When I first started, I was looking for basic info about everything caching — placing caches specifically. I went to the Geocaching.com forums and soon, a volunteer on the site, offered to send me a few things. I’ll never forget that and have tried to give things to newer cachers as well when I have the chance.
A geocache in the woods.
I also always try and stay positive. That’s not to say that I sometimes won’t let something get to me. But, for the most part, I stay positive. With cachers, with hides, with logging and with anything else. There’s a lot of negativity and uppity attitudes in this game and I try and stray away. It’s easier that way. Avoiding it is hard sometimes, but I tend to try and ignore it now and move along.
The only thing that stinks is after four-plus years and 3,000-plus finds, sometimes that original feeling isn’t there.
I remember starting and finding the geocache. It was such a thrill. I’d dig through it and see what’s there. Now, the thrill isn’t the same. Seeing so many different hides, sometimes you just walk up on them. But, sometimes you can have that feeling when somebody designs or places a really wild cache. Something you haven’t seen before or that often.
But it’s still fun.
I have no idea how long it will take me to get to 4,000 finds. I don’t really care, either, as I’m to the point now where I just like to go out and find some geocaches. Let the numbers count. I’ll pay attention as I’m a stat junkie, but the time frame of it is of no worry.
People hide. I find. I hide. People find.
It’s an ever revolving cycle in this game. And it’s really cool.
Over the next few weeks, I’ll be doing more about my four-plus years and 3,000 finds. The posts will be periodic, but I’ll be going through some of my favorite finds/hides, cheating in the game (seriously!), and some other things I’m working on. This game has been very good to me and I have some fond memories I want to share.
In the end, though, I’m still mesmerized by 3,000 finds. Somebody asked me if I ever thought I’d get to this point when I first started. Heck, I remember how stoked I was when I found No. 100, let alone 3,000.

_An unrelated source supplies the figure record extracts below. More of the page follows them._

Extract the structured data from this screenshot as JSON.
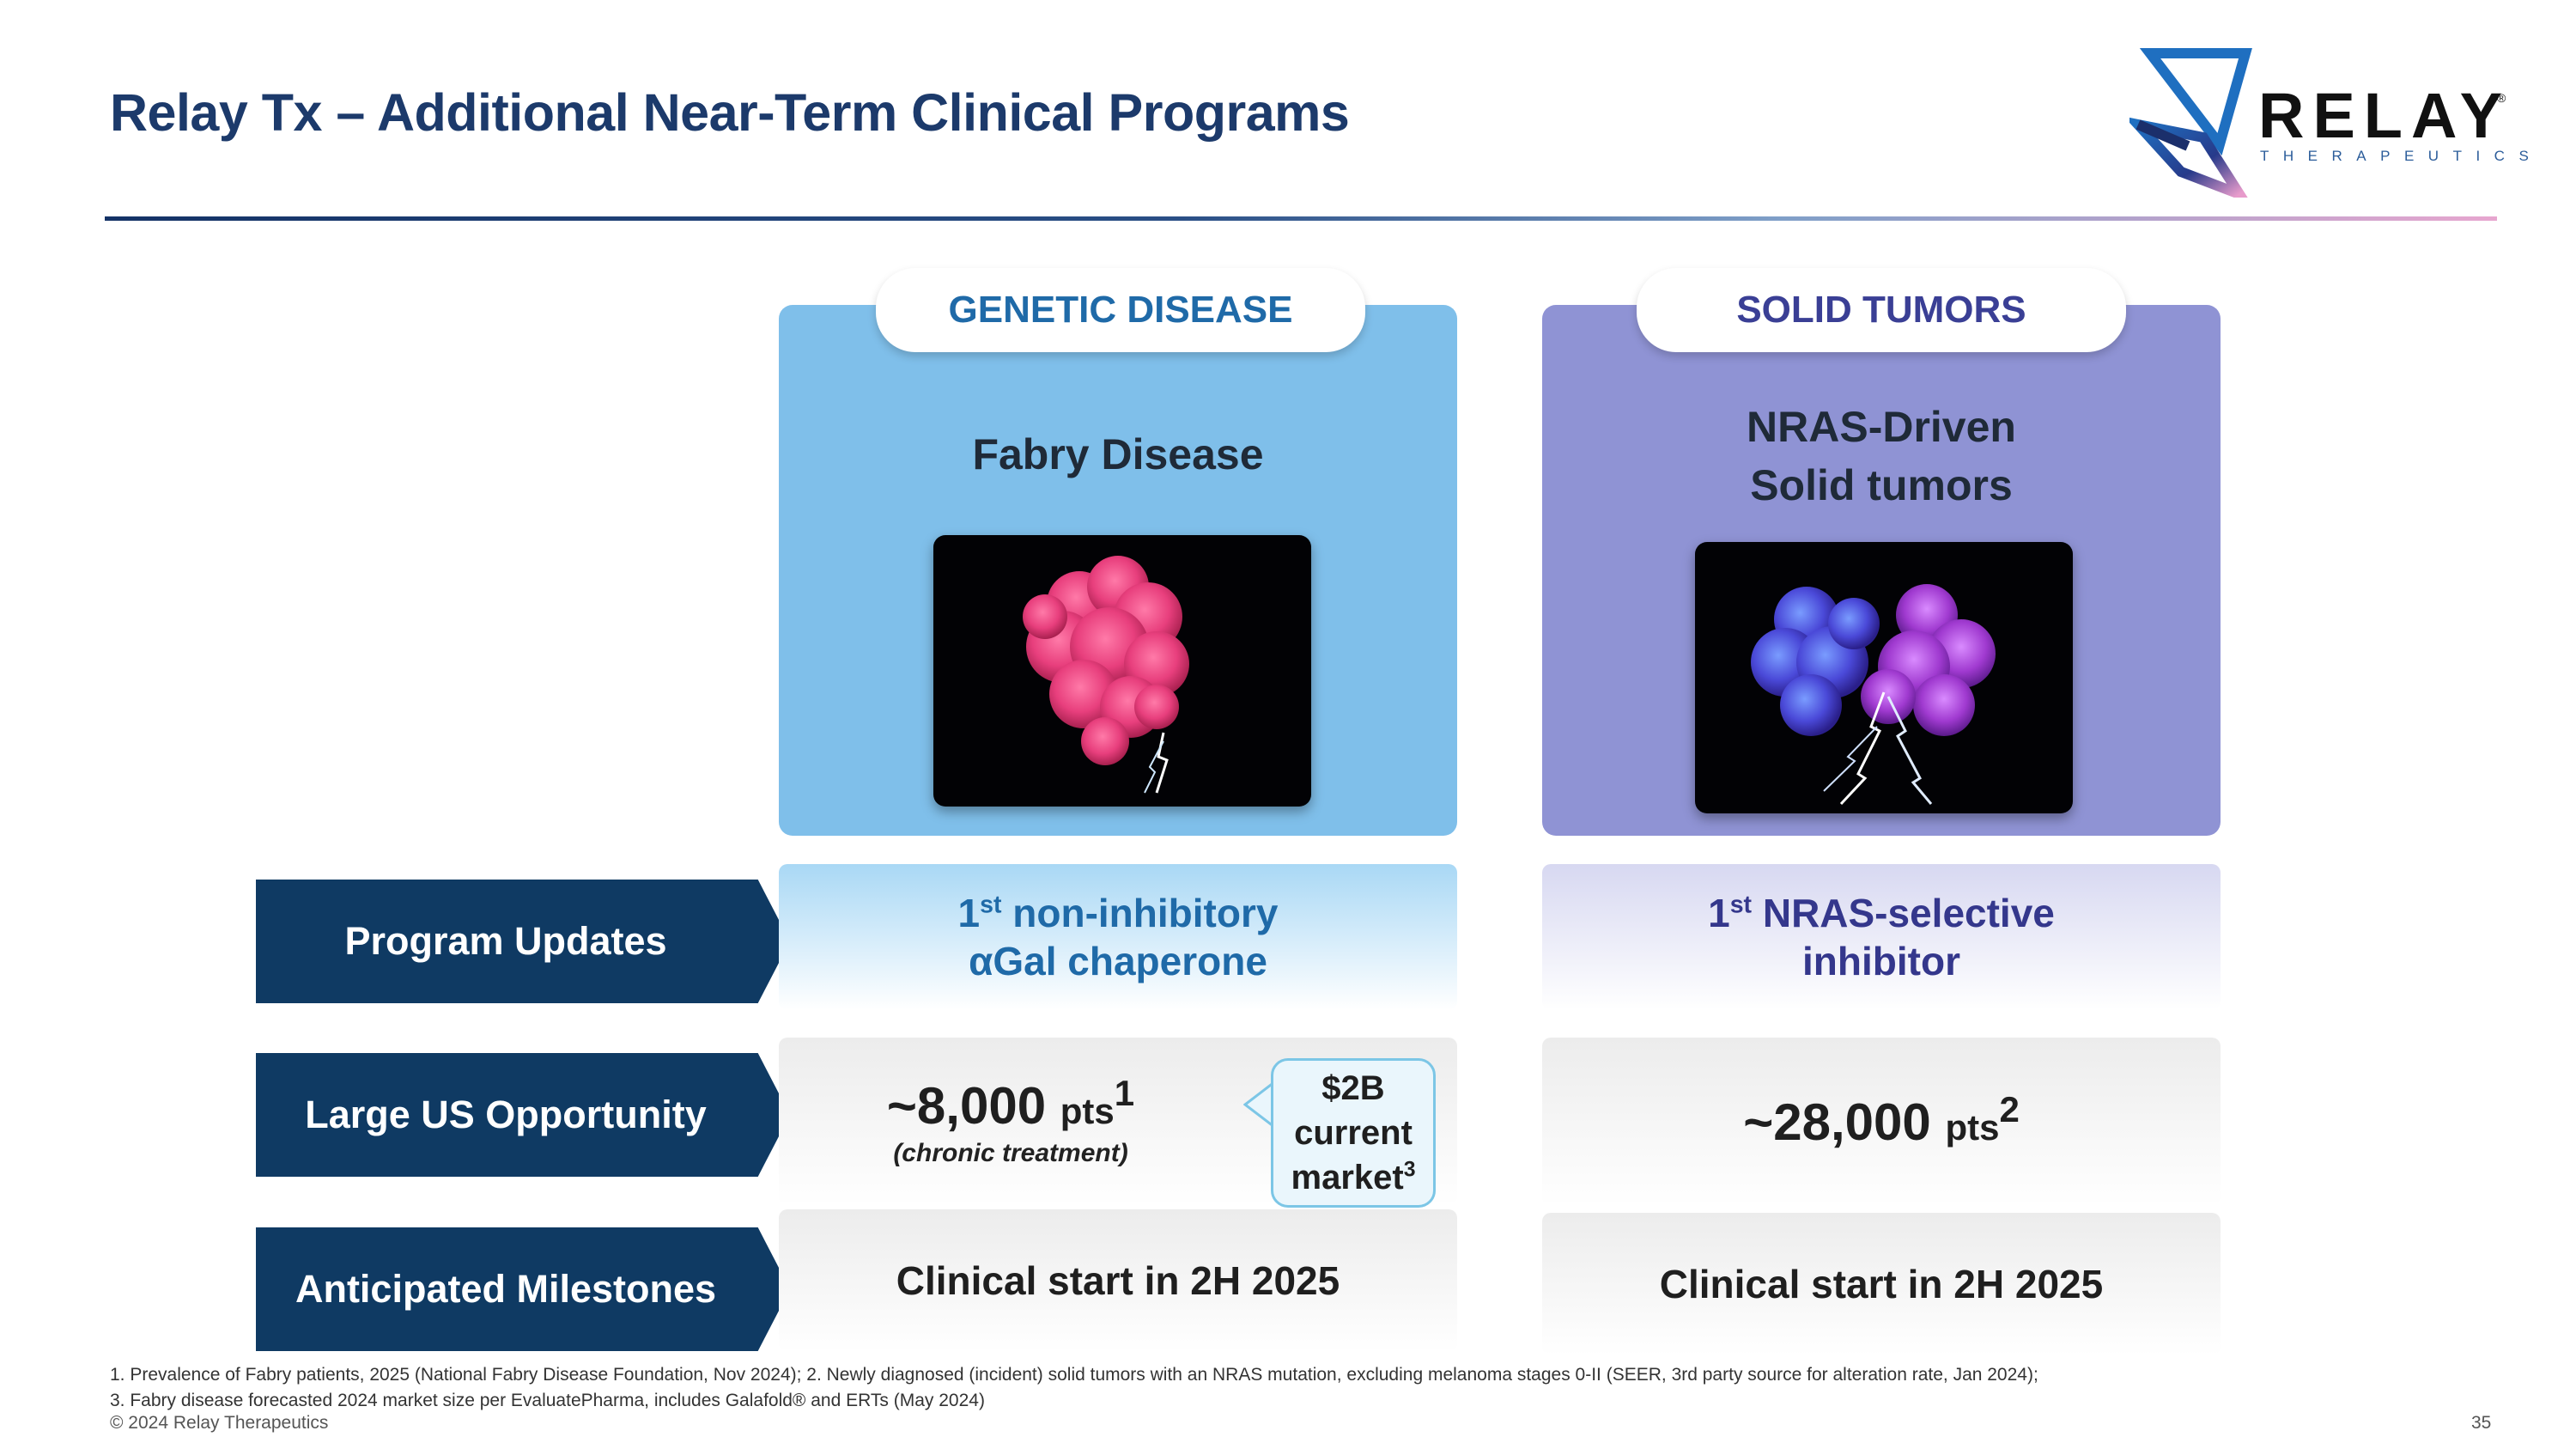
{
  "header": {
    "title": "Relay Tx – Additional Near-Term Clinical Programs"
  },
  "logo": {
    "word": "RELAY",
    "reg": "®",
    "sub": "THERAPEUTICS"
  },
  "columns": [
    {
      "tab": "GENETIC DISEASE",
      "disease": "Fabry Disease",
      "image_icon": "pink-protein-with-lightning-icon",
      "update_line1": "non-inhibitory",
      "update_prefix": "1",
      "update_sup": "st",
      "update_line2": "αGal chaperone",
      "opportunity_value": "~8,000",
      "opportunity_unit": "pts",
      "opportunity_sup": "1",
      "opportunity_note": "(chronic treatment)",
      "milestone": "Clinical start in 2H 2025"
    },
    {
      "tab": "SOLID TUMORS",
      "disease_line1": "NRAS-Driven",
      "disease_line2": "Solid tumors",
      "image_icon": "blue-purple-protein-with-lightning-icon",
      "update_prefix": "1",
      "update_sup": "st",
      "update_line1": "NRAS-selective",
      "update_line2": "inhibitor",
      "opportunity_value": "~28,000",
      "opportunity_unit": "pts",
      "opportunity_sup": "2",
      "milestone": "Clinical start in 2H 2025"
    }
  ],
  "rows": {
    "program_updates": "Program Updates",
    "large_us_opportunity": "Large US Opportunity",
    "anticipated_milestones": "Anticipated Milestones"
  },
  "callout": {
    "line1": "$2B",
    "line2": "current",
    "line3": "market",
    "sup": "3"
  },
  "footer": {
    "footnote1": "1. Prevalence of Fabry patients, 2025 (National Fabry Disease Foundation, Nov 2024); 2. Newly diagnosed (incident) solid tumors with an NRAS mutation, excluding melanoma stages 0-II (SEER, 3rd party source for alteration rate, Jan 2024);",
    "footnote2": "3. Fabry disease forecasted 2024 market size per EvaluatePharma, includes Galafold® and ERTs (May 2024)",
    "copyright": "© 2024 Relay Therapeutics",
    "page_number": "35"
  },
  "colors": {
    "title": "#1c3a6b",
    "genetic_panel": "#7fbfea",
    "solid_panel": "#8f93d4",
    "row_label": "#0f3a63"
  }
}
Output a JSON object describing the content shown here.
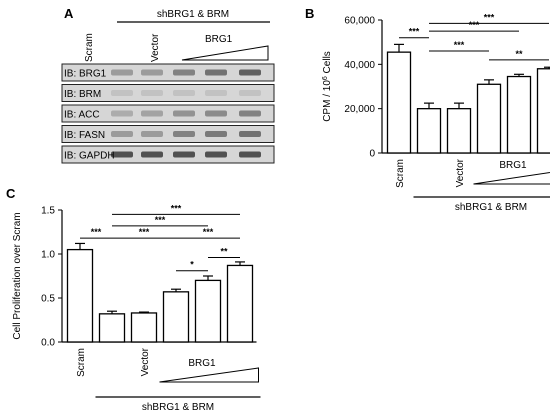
{
  "panels": {
    "a": {
      "letter": "A",
      "group_label": "shBRG1 & BRM",
      "lanes": [
        "Scram",
        "Vector"
      ],
      "ramp_label": "BRG1",
      "blots": [
        {
          "label": "IB: BRG1",
          "intensity": [
            0.75,
            0.35,
            0.35,
            0.5,
            0.6,
            0.7
          ]
        },
        {
          "label": "IB: BRM",
          "intensity": [
            0.8,
            0.12,
            0.12,
            0.12,
            0.12,
            0.12
          ]
        },
        {
          "label": "IB: ACC",
          "intensity": [
            0.5,
            0.25,
            0.3,
            0.4,
            0.45,
            0.5
          ]
        },
        {
          "label": "IB: FASN",
          "intensity": [
            0.6,
            0.35,
            0.35,
            0.5,
            0.55,
            0.6
          ]
        },
        {
          "label": "IB: GAPDH",
          "intensity": [
            0.8,
            0.8,
            0.8,
            0.8,
            0.8,
            0.8
          ]
        }
      ]
    },
    "b": {
      "letter": "B"
    },
    "c": {
      "letter": "C"
    }
  },
  "chart_data": [
    {
      "id": "b",
      "type": "bar",
      "categories": [
        "Scram",
        "",
        "Vector",
        "",
        "",
        ""
      ],
      "values": [
        45500,
        20000,
        20000,
        31000,
        34500,
        38000
      ],
      "errors": [
        3500,
        2500,
        2500,
        2000,
        1000,
        700
      ],
      "ylabel": "CPM / 10",
      "ylabel_sup": "6",
      "ylabel_suffix": " Cells",
      "ylim": [
        0,
        60000
      ],
      "yticks": [
        "0",
        "20,000",
        "40,000",
        "60,000"
      ],
      "ytick_values": [
        0,
        20000,
        40000,
        60000
      ],
      "ramp_label": "BRG1",
      "group_label": "shBRG1 & BRM",
      "significance": [
        {
          "from": 0,
          "to": 1,
          "label": "***",
          "y": 52000
        },
        {
          "from": 1,
          "to": 3,
          "label": "***",
          "y": 46000
        },
        {
          "from": 1,
          "to": 4,
          "label": "***",
          "y": 55000
        },
        {
          "from": 1,
          "to": 5,
          "label": "***",
          "y": 58500
        },
        {
          "from": 3,
          "to": 5,
          "label": "**",
          "y": 42000
        }
      ]
    },
    {
      "id": "c",
      "type": "bar",
      "categories": [
        "Scram",
        "",
        "Vector",
        "",
        "",
        ""
      ],
      "values": [
        1.05,
        0.32,
        0.33,
        0.57,
        0.7,
        0.87
      ],
      "errors": [
        0.07,
        0.03,
        0.01,
        0.03,
        0.05,
        0.04
      ],
      "ylabel": "Cell Proliferation over Scram",
      "ylim": [
        0,
        1.5
      ],
      "yticks": [
        "0.0",
        "0.5",
        "1.0",
        "1.5"
      ],
      "ytick_values": [
        0,
        0.5,
        1.0,
        1.5
      ],
      "ramp_label": "BRG1",
      "group_label": "shBRG1 & BRM",
      "significance": [
        {
          "from": 0,
          "to": 1,
          "label": "***",
          "y": 1.18
        },
        {
          "from": 1,
          "to": 3,
          "label": "***",
          "y": 1.18
        },
        {
          "from": 1,
          "to": 4,
          "label": "***",
          "y": 1.32
        },
        {
          "from": 1,
          "to": 5,
          "label": "***",
          "y": 1.45
        },
        {
          "from": 3,
          "to": 5,
          "label": "***",
          "y": 1.18
        },
        {
          "from": 3,
          "to": 4,
          "label": "*",
          "y": 0.81
        },
        {
          "from": 4,
          "to": 5,
          "label": "**",
          "y": 0.96
        }
      ]
    }
  ]
}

In that time, I’ve seen waterfalls and bridges. Forests and roads. Back roads I didn’t know existed and rest areas along major highways. I’ve seen some of the most beautiful countryside ever and abandoned buildings. I’ve been questioned by cops and gotten looks from people passing by wondering what the hell I was doing. The experiences are many and most are ones I’m fond of.
This game, no doubt, has been very good to me. And for that, I’ll be forever thankful.